Rain Room

After more than two months in London I got used to the rain. I accepted it as a part of everyday life. Yet, the Brits talk about it like it is something so rare and unusual. They are obsessed with the rain.

“What’s the weather like outside? Oh, it’s raining?! Oh, my… They said it is going to rain tomorrow as well!” You don’t say?! One of the main attractions of London these days is Rain Room in the Barbican’s Curve. The main idea behind this Random International’s installation is for the visitors to interactively experience what is it like to control the rain.

You will walk around 100 square meters large area while the water pours on you from the ceiling. The amazing thing is – you will not get wet. There are eight sensory cameras fixed to the ceiling and they scan the room in 3D.

Even though the cameras will prevent the rain from falling on you while you walk, if you start running, you will get wet. The sensors do pick up the movement even if you run, but the gravity limits the speed of the drops falling from the ceiling.

With the sound of the rain and the bright lights at the end of the darkened room you will see, feel and hear the rain like never before.

The other idea of this artwork is to put your trust in the artists to the test.

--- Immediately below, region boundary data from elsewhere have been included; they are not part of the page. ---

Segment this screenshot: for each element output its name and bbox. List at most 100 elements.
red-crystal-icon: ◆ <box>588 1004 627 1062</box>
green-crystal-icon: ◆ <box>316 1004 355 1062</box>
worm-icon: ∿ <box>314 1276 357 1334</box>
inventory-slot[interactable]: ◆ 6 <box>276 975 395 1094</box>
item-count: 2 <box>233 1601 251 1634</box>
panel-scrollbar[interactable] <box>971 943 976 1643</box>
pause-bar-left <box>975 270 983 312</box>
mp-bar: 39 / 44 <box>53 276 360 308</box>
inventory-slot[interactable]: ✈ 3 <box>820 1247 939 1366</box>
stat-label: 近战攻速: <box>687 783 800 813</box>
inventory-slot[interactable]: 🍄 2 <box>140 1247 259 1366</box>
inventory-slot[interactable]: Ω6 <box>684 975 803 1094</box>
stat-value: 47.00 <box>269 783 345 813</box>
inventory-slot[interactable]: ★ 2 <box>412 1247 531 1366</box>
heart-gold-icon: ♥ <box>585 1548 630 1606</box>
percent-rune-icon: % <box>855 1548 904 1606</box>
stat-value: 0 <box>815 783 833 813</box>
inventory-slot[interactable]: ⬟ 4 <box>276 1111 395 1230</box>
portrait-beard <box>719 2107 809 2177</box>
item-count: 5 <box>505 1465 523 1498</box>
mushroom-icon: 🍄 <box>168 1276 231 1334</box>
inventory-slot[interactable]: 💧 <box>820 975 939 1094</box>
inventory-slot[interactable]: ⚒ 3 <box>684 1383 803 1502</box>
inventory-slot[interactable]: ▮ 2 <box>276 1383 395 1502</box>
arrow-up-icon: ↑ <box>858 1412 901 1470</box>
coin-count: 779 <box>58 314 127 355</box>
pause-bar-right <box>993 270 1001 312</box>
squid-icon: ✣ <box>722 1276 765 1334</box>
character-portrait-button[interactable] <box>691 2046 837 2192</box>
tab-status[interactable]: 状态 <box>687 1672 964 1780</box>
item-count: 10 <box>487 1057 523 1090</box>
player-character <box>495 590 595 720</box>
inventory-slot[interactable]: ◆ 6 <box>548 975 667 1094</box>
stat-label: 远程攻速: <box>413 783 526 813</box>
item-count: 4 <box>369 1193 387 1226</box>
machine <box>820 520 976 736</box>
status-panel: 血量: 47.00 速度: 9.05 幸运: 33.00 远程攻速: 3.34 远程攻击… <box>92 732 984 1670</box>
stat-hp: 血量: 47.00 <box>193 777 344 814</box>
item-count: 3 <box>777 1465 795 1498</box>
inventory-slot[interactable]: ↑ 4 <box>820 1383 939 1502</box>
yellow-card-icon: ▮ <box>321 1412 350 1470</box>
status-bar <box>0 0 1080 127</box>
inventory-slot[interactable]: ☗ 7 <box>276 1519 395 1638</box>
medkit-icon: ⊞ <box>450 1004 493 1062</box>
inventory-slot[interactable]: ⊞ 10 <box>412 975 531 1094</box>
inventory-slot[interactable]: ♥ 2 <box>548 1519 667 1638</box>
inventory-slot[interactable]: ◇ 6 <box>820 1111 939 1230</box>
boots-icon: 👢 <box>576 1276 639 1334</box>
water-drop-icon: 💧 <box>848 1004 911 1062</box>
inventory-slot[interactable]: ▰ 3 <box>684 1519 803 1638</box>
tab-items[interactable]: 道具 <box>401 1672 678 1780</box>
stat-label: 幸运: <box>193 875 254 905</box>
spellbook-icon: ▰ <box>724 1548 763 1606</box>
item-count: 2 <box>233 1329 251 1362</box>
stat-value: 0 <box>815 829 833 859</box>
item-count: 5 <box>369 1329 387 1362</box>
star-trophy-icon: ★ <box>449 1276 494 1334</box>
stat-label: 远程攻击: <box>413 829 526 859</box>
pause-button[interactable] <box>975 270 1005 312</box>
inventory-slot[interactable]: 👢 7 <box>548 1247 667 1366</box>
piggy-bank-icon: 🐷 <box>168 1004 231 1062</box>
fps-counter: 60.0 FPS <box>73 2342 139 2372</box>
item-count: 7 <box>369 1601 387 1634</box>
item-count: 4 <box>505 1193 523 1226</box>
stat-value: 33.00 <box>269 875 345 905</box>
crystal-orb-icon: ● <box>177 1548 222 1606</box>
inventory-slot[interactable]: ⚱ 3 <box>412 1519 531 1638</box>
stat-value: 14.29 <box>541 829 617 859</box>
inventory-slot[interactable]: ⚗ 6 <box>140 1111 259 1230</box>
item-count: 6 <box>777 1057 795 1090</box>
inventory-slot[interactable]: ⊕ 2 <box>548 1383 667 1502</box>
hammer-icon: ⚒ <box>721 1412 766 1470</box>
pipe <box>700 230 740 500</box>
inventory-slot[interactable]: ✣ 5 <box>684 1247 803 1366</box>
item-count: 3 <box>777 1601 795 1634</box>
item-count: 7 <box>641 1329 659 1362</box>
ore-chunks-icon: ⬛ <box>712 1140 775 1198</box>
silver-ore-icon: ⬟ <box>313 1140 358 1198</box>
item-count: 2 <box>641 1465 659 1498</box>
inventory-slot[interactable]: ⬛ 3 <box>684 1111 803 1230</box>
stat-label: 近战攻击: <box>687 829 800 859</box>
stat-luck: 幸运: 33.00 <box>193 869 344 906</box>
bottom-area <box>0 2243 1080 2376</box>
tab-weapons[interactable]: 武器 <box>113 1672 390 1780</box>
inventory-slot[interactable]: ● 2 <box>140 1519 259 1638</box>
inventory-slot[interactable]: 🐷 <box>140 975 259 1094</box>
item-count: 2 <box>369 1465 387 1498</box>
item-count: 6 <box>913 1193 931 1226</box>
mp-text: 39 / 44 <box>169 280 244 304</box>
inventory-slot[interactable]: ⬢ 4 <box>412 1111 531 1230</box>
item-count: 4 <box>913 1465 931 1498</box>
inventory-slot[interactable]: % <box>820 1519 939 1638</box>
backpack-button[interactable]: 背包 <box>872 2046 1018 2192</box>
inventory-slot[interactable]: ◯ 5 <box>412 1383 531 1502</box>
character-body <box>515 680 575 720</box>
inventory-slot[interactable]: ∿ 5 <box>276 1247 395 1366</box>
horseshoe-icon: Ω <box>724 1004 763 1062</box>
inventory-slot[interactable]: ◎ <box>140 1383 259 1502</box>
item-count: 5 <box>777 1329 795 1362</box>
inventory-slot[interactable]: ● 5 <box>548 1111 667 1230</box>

It is a social experiment. They invite you to explore what role technology and human behaviour play in our environment.

Creative minds behind the Rain Room are Hannes Koch, Florian Ortkrass and Stuart Wood who founded Random International in 2005. Their studio is based in London’s Chelsea.

The exhibition is open until March 2013. Although you will not get wet, bring a pair of rain shoes – after all, there are still many puddles.

Besides, you might feel like testing the gravity at some point and running through the room as fast as you can.